While this study provided valuable insights into ESs, several limitations should be acknowledged. First, the analysis focused on CS, WC, and BI, while omitting key indicators such as biodiversity, soil stability, and cultural services. This limited the ability to fully assess the multifaceted impacts of forest management. Second, although synergies and trade-offs among ESs were identified, management interventions—such as varying thinning intensities or implementing mixed-species planting—were not experimentally validated, constraining practical recommendations for optimizing ES provision. Third, the influence of developmental stages on forest resilience to climate stressors (e.g., droughts) was not evaluated, thereby limiting insights into adaptive strategies under climate change. Future research should address these limitations by: (1) incorporating additional indicators, including biodiversity metrics, soil stability indices, and cultural services, to support a more comprehensive assessment of forest management outcomes; (2) conducting controlled experiments to evaluate adaptive strategies—such as thinning regimes and species mixing—for enhancing synergistic ES provision; and (3) examining how different developmental stages modulate forest responses to climate extremes in order to inform climate-resilient management practices.

5. Conclusions

This study assessed the synergies and trade-offs between ESs in MPB across various successional stages. The results revealed that BI and CS increased throughout MPB succession, whereas WC exhibited no consistent pattern across stages. A significant synergy between BI and CS was observed in the earlier stages of MPB succession, though this relationship weakened in later stages due to shifts in carbon allocation, offering a novel mechanistic explanation that challenges the assumption of persistent synergy in mature forests.
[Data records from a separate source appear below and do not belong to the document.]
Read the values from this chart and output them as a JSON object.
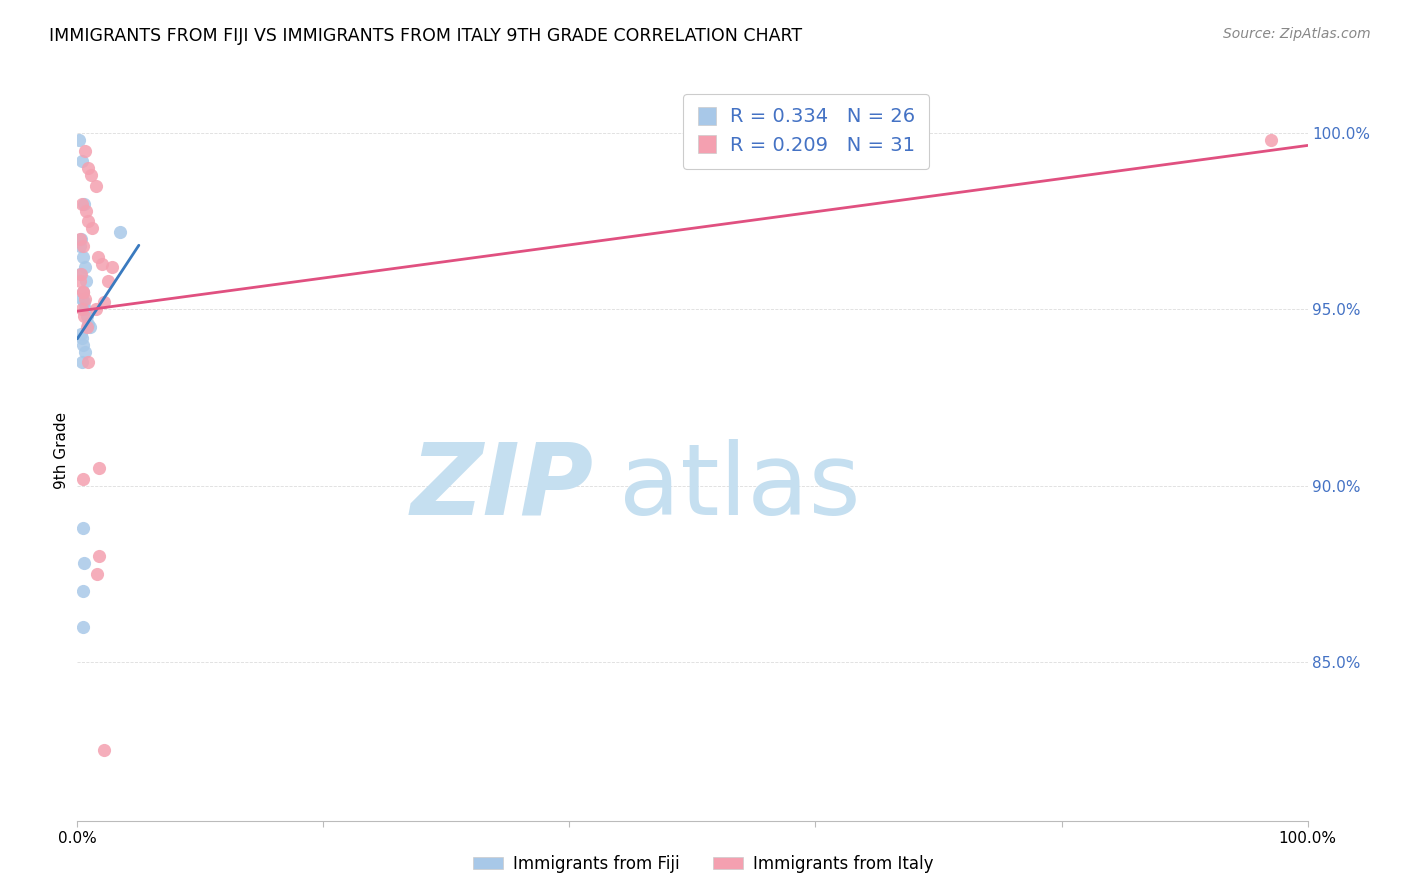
{
  "title": "IMMIGRANTS FROM FIJI VS IMMIGRANTS FROM ITALY 9TH GRADE CORRELATION CHART",
  "source": "Source: ZipAtlas.com",
  "ylabel": "9th Grade",
  "x_range": [
    0.0,
    100.0
  ],
  "y_range": [
    80.5,
    101.5
  ],
  "fiji_R": 0.334,
  "fiji_N": 26,
  "italy_R": 0.209,
  "italy_N": 31,
  "fiji_color": "#a8c8e8",
  "italy_color": "#f4a0b0",
  "fiji_line_color": "#3a7abf",
  "italy_line_color": "#e05080",
  "fiji_scatter": [
    [
      0.15,
      99.8
    ],
    [
      0.35,
      99.2
    ],
    [
      0.55,
      98.0
    ],
    [
      3.5,
      97.2
    ],
    [
      0.3,
      97.0
    ],
    [
      0.2,
      96.8
    ],
    [
      0.45,
      96.5
    ],
    [
      0.6,
      96.2
    ],
    [
      0.25,
      96.0
    ],
    [
      0.7,
      95.8
    ],
    [
      0.5,
      95.5
    ],
    [
      0.4,
      95.3
    ],
    [
      0.55,
      95.2
    ],
    [
      0.65,
      95.0
    ],
    [
      0.8,
      94.8
    ],
    [
      0.9,
      94.6
    ],
    [
      1.0,
      94.5
    ],
    [
      0.3,
      94.3
    ],
    [
      0.4,
      94.2
    ],
    [
      0.5,
      94.0
    ],
    [
      0.6,
      93.8
    ],
    [
      0.35,
      93.5
    ],
    [
      0.45,
      88.8
    ],
    [
      0.55,
      87.8
    ],
    [
      0.45,
      87.0
    ],
    [
      0.5,
      86.0
    ]
  ],
  "italy_scatter": [
    [
      0.6,
      99.5
    ],
    [
      0.9,
      99.0
    ],
    [
      1.1,
      98.8
    ],
    [
      1.5,
      98.5
    ],
    [
      0.4,
      98.0
    ],
    [
      0.7,
      97.8
    ],
    [
      0.85,
      97.5
    ],
    [
      1.2,
      97.3
    ],
    [
      0.25,
      97.0
    ],
    [
      0.5,
      96.8
    ],
    [
      1.7,
      96.5
    ],
    [
      2.0,
      96.3
    ],
    [
      0.3,
      96.0
    ],
    [
      0.2,
      95.8
    ],
    [
      0.45,
      95.5
    ],
    [
      0.65,
      95.3
    ],
    [
      0.35,
      95.0
    ],
    [
      0.55,
      94.8
    ],
    [
      0.75,
      94.5
    ],
    [
      1.5,
      95.0
    ],
    [
      2.2,
      95.2
    ],
    [
      0.9,
      93.5
    ],
    [
      1.8,
      90.5
    ],
    [
      0.5,
      90.2
    ],
    [
      1.8,
      88.0
    ],
    [
      1.6,
      87.5
    ],
    [
      0.45,
      95.5
    ],
    [
      2.5,
      95.8
    ],
    [
      2.8,
      96.2
    ],
    [
      2.2,
      82.5
    ],
    [
      97.0,
      99.8
    ]
  ],
  "watermark_zip": "ZIP",
  "watermark_atlas": "atlas",
  "watermark_color_zip": "#c5dff0",
  "watermark_color_atlas": "#c5dff0",
  "grid_color": "#dddddd",
  "y_ticks": [
    85.0,
    90.0,
    95.0,
    100.0
  ],
  "y_tick_labels": [
    "85.0%",
    "90.0%",
    "95.0%",
    "100.0%"
  ],
  "tick_color": "#4472c4"
}
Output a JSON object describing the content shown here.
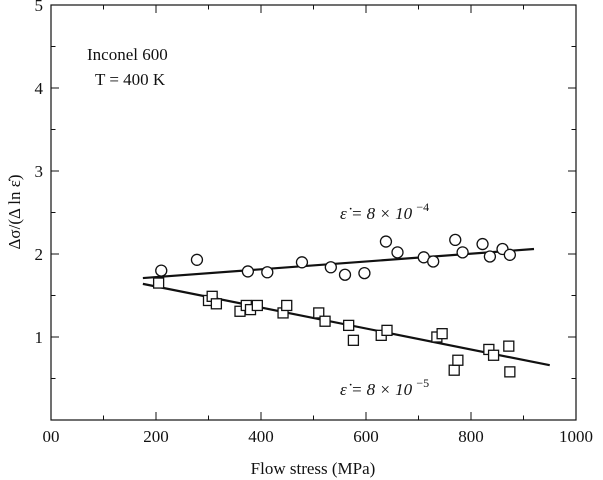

Initially, a trade-off existed between WC and BI. However, this shifted to a synergistic relationship as succession progressed, providing the first empirical evidence of hydrological self-regulation in temperate mixed forests. Similarly, the trade-off between WC and CS diminished over time. The innovative application of constraint line analysis revealed dynamic trade-offs among BI, CS, and WC, indicating potential saturation in ES provision and the existence of ecological thresholds in MPB forests. These insights support a stage-adaptive management framework: mature MPB forests should be prioritized for protection to maximize synergies between CS and WC, while early-stage stands may benefit from targeted interventions—such as selective thinning and understory retention—to accelerate ES recovery. By incorporating dynamic ES thresholds into management strategies, this study offers a new paradigm for successional forest management under changing environmental conditions.